[194]. Superfluo qui osservare, intanto che me ne ricordo, una volta per tutte, con l'autore dell'Anacarsi (v. 28) che la vita ritirata delle donne ateniesi nel gineceo non deve poi intendersi per quella completa clausura che hanno creduto taluni: e non impediva loro di ricevere in casa i parenti e quegli amici del marito ed estranei che dal marito ne aveano il consenso. — Nella Lisistrata di Aristofane c'è anche di meglio: e il provveditore si lamenta che sian gli stessi mariti che procacciano alle mogli certe distrazioni: «Noi uomini abbiamo aiutato le donne a diventar malvagie. Noi andiamo alle botteghe degli artieri e diciamo: orefice, della collana che mi avevi fabbricata, ballando ier sera la mia donna, cadde la ghianda del fermaglio. Io devo navigar per Salamina. Tu se hai tempo fa in ogni modo di recarti da lei verso sera, e riponle la ghianda al luogo suo. Un altro ad un calzolaio giovine... così parla: o calzolaio, la correggia preme alla mia donna il dito mignolo del piede che è tenero assai. Tu va a lei sul mezzogiorno, e rilassala alquanto, sicchè si faccia più larga. E così, da queste cose hanno origine quell'altre somiglianti...» Lisistr., v. 404-420.

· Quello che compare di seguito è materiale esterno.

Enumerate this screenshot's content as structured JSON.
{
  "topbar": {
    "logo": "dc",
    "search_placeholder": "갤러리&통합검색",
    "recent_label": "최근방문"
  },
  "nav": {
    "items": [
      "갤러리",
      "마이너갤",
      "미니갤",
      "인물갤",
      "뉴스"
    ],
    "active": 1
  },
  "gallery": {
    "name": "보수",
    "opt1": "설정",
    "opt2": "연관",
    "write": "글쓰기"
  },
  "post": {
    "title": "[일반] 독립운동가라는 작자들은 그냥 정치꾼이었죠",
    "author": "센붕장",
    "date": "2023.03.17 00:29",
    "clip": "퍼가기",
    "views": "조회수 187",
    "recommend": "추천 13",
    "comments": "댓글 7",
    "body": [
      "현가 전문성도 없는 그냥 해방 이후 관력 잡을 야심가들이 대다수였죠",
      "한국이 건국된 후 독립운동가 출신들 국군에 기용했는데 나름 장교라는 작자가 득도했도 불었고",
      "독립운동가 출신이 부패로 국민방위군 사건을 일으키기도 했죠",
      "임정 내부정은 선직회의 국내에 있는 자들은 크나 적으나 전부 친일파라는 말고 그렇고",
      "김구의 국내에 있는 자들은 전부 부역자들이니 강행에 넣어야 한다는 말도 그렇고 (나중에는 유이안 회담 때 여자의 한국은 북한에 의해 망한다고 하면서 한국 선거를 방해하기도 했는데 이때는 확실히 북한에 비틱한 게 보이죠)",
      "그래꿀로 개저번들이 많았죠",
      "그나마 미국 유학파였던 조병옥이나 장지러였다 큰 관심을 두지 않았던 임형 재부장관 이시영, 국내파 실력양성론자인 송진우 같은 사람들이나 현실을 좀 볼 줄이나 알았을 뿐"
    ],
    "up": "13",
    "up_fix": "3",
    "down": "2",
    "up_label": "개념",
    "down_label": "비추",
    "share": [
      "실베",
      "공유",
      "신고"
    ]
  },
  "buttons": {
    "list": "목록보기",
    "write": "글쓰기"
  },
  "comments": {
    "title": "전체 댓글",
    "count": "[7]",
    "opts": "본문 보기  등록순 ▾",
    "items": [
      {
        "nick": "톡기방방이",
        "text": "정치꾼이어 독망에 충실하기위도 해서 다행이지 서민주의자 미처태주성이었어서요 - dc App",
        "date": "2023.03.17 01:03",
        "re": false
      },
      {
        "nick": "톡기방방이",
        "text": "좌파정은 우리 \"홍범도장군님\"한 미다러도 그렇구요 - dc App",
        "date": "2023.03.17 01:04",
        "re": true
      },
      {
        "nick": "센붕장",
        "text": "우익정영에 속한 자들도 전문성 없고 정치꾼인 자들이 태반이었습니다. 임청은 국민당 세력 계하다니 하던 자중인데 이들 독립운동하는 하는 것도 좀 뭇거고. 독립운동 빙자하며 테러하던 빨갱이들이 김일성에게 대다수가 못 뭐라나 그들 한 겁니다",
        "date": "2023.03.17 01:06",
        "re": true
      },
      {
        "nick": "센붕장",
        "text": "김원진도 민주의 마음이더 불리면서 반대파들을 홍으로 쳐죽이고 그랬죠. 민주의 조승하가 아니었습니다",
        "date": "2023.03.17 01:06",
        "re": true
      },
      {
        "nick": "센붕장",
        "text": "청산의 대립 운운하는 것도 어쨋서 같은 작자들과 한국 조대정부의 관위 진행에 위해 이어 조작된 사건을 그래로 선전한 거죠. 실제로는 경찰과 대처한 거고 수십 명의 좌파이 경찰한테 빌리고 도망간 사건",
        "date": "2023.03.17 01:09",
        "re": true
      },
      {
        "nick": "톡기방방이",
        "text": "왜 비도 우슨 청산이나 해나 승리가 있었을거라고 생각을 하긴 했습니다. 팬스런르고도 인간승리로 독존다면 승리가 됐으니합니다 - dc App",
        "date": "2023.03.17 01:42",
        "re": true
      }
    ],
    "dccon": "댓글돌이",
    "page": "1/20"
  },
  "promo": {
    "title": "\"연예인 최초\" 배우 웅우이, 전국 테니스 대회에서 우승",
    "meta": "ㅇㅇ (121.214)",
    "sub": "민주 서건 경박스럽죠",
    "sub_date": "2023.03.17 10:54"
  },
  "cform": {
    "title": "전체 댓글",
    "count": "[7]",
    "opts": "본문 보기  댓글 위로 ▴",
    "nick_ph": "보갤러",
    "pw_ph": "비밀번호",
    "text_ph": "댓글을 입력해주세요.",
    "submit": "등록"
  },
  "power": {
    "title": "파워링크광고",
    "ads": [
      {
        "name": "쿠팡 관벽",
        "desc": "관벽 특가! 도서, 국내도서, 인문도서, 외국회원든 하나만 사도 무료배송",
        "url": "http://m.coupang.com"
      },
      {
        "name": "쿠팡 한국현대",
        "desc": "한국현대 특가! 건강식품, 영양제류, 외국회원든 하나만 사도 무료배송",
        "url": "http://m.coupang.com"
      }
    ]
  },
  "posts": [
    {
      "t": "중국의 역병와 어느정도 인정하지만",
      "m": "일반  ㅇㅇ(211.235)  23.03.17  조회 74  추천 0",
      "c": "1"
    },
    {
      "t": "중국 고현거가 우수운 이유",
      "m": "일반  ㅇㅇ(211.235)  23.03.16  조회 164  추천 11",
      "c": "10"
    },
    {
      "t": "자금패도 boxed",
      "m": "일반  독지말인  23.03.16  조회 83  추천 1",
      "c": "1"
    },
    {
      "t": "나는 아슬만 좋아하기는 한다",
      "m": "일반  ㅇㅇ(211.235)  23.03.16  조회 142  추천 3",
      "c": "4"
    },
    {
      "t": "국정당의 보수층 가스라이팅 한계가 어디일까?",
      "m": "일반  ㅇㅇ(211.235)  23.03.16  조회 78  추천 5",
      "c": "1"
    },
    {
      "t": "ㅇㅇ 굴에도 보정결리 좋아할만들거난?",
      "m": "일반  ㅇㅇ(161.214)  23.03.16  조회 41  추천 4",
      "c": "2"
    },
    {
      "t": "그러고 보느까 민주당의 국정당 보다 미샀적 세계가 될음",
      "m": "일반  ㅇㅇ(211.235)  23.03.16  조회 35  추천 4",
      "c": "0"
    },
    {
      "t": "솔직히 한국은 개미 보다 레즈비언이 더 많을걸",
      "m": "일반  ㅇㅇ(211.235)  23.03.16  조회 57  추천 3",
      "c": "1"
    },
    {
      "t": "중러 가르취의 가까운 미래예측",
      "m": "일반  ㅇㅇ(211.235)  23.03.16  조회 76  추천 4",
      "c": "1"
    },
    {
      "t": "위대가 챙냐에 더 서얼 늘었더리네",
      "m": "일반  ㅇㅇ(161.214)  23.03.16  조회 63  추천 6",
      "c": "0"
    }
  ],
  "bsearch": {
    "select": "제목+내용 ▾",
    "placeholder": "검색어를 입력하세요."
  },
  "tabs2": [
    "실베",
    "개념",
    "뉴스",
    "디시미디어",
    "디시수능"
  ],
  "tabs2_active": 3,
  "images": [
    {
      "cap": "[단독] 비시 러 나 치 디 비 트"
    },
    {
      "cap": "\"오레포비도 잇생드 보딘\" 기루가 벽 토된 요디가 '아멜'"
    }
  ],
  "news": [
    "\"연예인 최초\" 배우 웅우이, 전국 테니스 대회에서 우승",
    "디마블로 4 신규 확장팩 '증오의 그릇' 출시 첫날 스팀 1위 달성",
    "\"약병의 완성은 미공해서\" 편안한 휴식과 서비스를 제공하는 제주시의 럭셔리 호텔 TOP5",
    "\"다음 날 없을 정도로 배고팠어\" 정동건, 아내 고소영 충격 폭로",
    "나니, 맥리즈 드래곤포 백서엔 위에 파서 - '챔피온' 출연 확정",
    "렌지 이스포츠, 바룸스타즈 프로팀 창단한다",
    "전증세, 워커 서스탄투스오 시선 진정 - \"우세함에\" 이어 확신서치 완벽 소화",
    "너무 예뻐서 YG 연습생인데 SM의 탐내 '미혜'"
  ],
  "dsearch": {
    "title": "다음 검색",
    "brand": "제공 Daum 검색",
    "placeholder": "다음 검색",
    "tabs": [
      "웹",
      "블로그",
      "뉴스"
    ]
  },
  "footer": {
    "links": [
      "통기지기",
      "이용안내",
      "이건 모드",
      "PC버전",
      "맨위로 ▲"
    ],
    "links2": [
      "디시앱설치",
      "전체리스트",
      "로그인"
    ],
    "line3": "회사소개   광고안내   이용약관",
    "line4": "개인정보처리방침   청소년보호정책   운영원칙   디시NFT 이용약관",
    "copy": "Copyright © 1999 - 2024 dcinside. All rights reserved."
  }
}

[195]. «Meglio un amico sulla terra e innanzi ai nostri occhi che un tesoro sotterra e lungi da noi». Menandro, Citarista, fr. 3. «Nulla è più prezioso di un amico sicuro: nè ricchezza, nè regno». Eurip., Oreste, v. 1155.

[196]. «Quando tu mi parli, tagli la fiamma, soffii nella rete, ficchi un chiodo nella spugna». Aristen., Lett., II, 20.

[197]. κοινὰ γὰρ τὰ τῶν φιλων Così Pilade a Oreste, in Eurip., Oreste, v. 735 — verso passato in uso proverbiale. Cfr. Alcifr., Lett., I, 7. Enea Sofista, Lett., VI. Procop. Sof., CXIX.

[198]. Aristen., Lett., I, 17.

[199]. Aristof., Ecclesiazuse, v. 597 seg., 605 seg. Cfr. il Pluto.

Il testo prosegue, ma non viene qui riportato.